History is often concerned with heritage and origins. The question applies as much to UFOs as any other subject. For example, where in time do genuine UFOs begin? Was 1947 the beginning or a turning point in UFO history, as opposed to human perceptions of the phenomenon? We all know that anomalous aerial phenomena have always been with us, as the portents and prodigies of primeval and medieval times, the Fortean anomalies of the scientific age, the phantom airships, ghost fliers, foo fighters and ghost rockets that predate Kenneth Arnold. But is there a genuine continuity in the phenomenon?
Folklorist Thomas Bullard affirms,
"UFOs as the experiential phenomenon and UFOs as the popular cultural myth entangle in a knot of confusion. I suspect that this entanglement stands as one of the greatest impediments to understanding the nature of UFOs, and scientific acceptance of UFOs as a subject worthy of serious attention. A historical perspective offers a grip on the end of the string, a chance to untangle the mess to some degree."

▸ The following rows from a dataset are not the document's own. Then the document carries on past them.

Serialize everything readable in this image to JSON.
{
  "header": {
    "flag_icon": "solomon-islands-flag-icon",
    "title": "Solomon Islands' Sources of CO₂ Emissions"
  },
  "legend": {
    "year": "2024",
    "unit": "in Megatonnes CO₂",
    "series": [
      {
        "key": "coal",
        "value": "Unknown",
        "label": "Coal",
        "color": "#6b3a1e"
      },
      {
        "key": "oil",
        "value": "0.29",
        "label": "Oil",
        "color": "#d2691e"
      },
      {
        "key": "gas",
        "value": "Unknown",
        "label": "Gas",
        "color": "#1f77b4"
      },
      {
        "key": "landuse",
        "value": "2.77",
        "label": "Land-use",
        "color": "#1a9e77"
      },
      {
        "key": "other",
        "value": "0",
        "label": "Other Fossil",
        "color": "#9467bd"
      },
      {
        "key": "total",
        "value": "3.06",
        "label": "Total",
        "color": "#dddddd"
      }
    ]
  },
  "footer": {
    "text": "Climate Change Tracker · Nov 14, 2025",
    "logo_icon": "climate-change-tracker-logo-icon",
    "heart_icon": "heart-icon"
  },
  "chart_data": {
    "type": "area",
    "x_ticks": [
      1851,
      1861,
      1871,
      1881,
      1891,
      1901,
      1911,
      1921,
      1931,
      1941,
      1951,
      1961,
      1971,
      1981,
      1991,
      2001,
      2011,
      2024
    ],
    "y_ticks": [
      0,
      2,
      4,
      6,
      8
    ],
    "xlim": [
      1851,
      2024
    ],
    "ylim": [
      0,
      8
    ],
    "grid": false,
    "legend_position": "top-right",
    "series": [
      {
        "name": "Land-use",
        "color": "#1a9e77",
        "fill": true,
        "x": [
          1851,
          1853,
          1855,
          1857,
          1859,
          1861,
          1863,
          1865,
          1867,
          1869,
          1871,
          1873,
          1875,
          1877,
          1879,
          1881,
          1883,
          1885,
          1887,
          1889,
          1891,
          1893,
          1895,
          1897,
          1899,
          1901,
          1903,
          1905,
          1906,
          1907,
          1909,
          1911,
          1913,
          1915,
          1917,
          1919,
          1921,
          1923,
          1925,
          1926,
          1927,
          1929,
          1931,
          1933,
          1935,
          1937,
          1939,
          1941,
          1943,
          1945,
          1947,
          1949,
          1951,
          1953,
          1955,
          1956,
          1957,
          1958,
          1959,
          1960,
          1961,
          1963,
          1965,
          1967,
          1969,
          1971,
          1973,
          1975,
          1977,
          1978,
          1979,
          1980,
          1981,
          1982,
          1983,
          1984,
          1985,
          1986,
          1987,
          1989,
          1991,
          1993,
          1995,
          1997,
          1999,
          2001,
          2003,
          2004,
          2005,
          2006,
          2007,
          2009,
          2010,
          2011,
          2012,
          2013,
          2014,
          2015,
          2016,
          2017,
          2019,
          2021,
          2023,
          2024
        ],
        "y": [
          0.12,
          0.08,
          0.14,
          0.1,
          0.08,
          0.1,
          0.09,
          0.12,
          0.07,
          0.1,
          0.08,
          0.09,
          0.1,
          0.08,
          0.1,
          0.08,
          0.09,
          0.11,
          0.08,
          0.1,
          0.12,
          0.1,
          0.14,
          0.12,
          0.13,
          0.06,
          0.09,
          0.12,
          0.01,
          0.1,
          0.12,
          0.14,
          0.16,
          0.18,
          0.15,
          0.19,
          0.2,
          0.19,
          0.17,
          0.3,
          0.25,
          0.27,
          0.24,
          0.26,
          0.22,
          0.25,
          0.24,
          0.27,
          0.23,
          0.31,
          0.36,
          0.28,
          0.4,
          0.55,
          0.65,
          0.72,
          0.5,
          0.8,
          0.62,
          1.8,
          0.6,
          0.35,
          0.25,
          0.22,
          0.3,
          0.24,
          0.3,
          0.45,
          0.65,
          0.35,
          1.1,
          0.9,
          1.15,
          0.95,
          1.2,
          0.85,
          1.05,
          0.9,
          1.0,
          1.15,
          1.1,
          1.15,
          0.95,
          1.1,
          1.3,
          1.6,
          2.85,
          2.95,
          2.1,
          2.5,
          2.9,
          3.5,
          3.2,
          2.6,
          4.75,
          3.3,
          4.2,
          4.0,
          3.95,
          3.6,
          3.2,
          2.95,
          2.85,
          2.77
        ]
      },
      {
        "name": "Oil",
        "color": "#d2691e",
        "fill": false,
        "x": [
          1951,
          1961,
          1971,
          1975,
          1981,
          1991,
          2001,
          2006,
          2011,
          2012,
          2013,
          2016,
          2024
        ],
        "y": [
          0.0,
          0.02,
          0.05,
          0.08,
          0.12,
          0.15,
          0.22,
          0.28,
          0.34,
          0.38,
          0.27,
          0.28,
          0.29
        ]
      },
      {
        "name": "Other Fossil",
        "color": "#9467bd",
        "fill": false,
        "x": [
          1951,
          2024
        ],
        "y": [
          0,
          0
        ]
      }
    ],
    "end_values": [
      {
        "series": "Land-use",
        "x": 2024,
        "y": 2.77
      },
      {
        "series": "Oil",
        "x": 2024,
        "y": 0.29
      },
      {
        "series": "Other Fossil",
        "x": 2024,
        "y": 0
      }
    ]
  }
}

Behind this perplexing UFO history is a whole history, or mythology of modern science, less well known, stretching back to the sixteenth century. What Karl Guthke terms "a heritage of Copernicanism; the modern myth, or the myth, of the modern era, [without which] the image of man since the Copernican revolution would be decidedly poorer." The fact is, the question of extraterrestrial life, rather than having arisen in the twentieth century, has been accepted by the majority of educated persons since, at least, the Scientific Revolution, and in many instances was employed to formulate philosophical and religious positions in relation to it. As William Whewell observed, in his 1853 treatise, Of A Plurality of Worlds: An Essay, popular ideas about a multiplicity of inhabited worlds "are generally diffused in our time and country, are common to all classes of readers, and as we may venture to express it, are popular views of persons of any degree of intellectual culture, who have, directly or derivatively, accepted the doctrines of modern science." So as Professor Michael Crowe put it, “even if no UFOs hover in the heavens, belief in extraterrestrial beings has hovered in human consciousness for dozens of decades."
UFOs, and, the experiential aspects of UFO history are, seemingly, inextricably entangled in the myth of the modern era.
This then, is simply an attempt to grab hold of the end of the string.